JAKARTA - Prihatin terhadap nasib remaja Indonesia, Muslimah Hizzbut Tahrir Indonesia (HTI) menggelar aksi turun ke jalan dengan melakukan longmarch. Rute yang dilalui yakni Silang Monas ke Bundaran Hotel Indonesia, dan kembali ke Silang Monas.
Aksi damai yang diikuti 1.200 wanita bersama remaja se-Jabodetabek ini, berlangsung sejak pukul 08.30 WIB hingga 11.30 WIB, Minggu (22/2/2009). Dalam akhir aksinya, mereka menggelar aksi teatrikal sebagai bentuk keprihatinan atas kondisi remaja yang cenderung negatif. Seperti penggunaan narkoba, tawuran, seks bebas, dan lain-lain.
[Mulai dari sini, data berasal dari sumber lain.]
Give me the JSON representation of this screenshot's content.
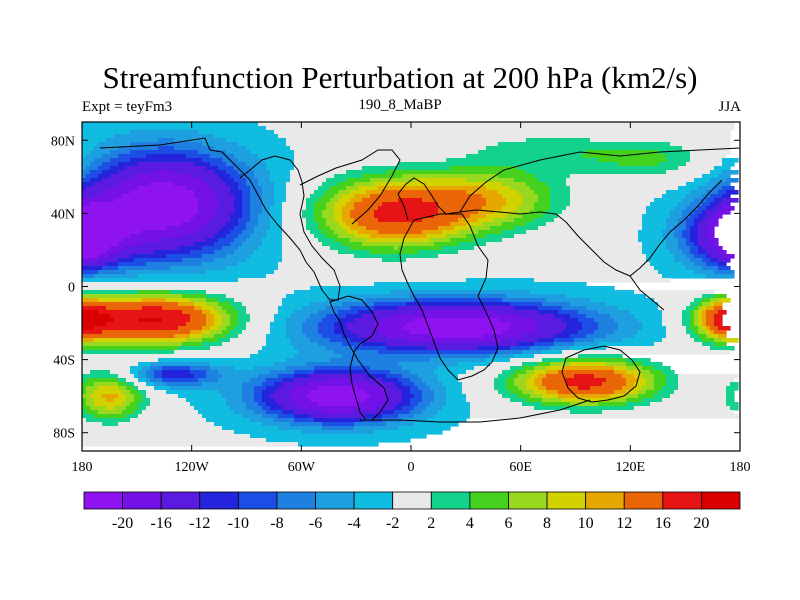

Perilaku negatif yang dilakukan kalangan remaja, menurut Kordinator Aksi Muslimah HTI Syiddah, dikarenakan kurangnya pendidikan pemberdayaan politik.
“Karena remaja Indonesia yang usianya 17-21 tahun jumlahnya cukup besar, sekitar 21 persen dari jumlah pemilih 2009. Jumlah yang cukup besar ini seharusnya tidak dipandang sebagai objek perolehan suara dalam pemilu, tapi sebagai jumlah subjek yang menentukan masa depan Indonesia,” paparnya.
HTI menyerukan segenap komponen umat untuk menghentikan segala jalan atau dukungan bagi tumbuh suburnya hedonisme di kalangan remaja. Hedonisme membuat remaja menjadi tidak peduli dengan masa depannya sendiri dan masa depan bangsa. (Okezone, 22/02/09)
Demo di Bundaran HI, 3 Ribu Perempuan HTI Jadi Background Foto
Jakarta - Sekitar 3 ribu perempuan dari Hizbut Tahrir Indonesia (HTI) berunjuk rasa di Bundaran Hotel Indonesia (HI). Beberapa warga pun menggunakan massa itu sebagai background foto. Jeprat-jepret!
Pantauan detikcom di Bundaran HI, Jl MH Thamrin, Jakarta Pusat, Minggu (22/2/2009) pukul 09.55 WIB, sekitar tiga puluh warga yang tampaknya habis menikmati car free day berpose, di depan latar belakang 3 ribu perempuan HTI yang memutari bundaran HI.
Warga terlihat masih mengenakan training olah raga, sebagian membawa sepeda dan sebagian membawa anak-anak mereka, berpose dengan kamera telepon selular yang mereka bawa.
Sementara itu 3 ribu kader HTI sebelum memutari bundaran HI melakukan long march dari parkir IRTI Monas menuju Jl MH Thamrin, dan kembali lagi ke Monas, hendak menuju Istana Negara, Jl Medan Merdeka Utara.
Mengenakan gamis dan jilbab serba putih dan membawa bendera HTI, mereka menuntut ditegakkannya khilafah dan syariah Islam. Tampak pula salah satu poster yang mereka bawa bertuliskan ‘Syariah dan Khilafah, Selamatkan Remaja dan Masa Depan‘.
“Klilafah solusi Islam! Selamatkan masa depan generasi muda dari racun demokrasi,” kata salah satu orator perempuan sambil sesekali disambut teriakan takbir.
Di antara demonstran, tampak separuhnya adalah siswa SMU, terlihat dari seragam mereka yang mengenakan setelan putih abu-abu.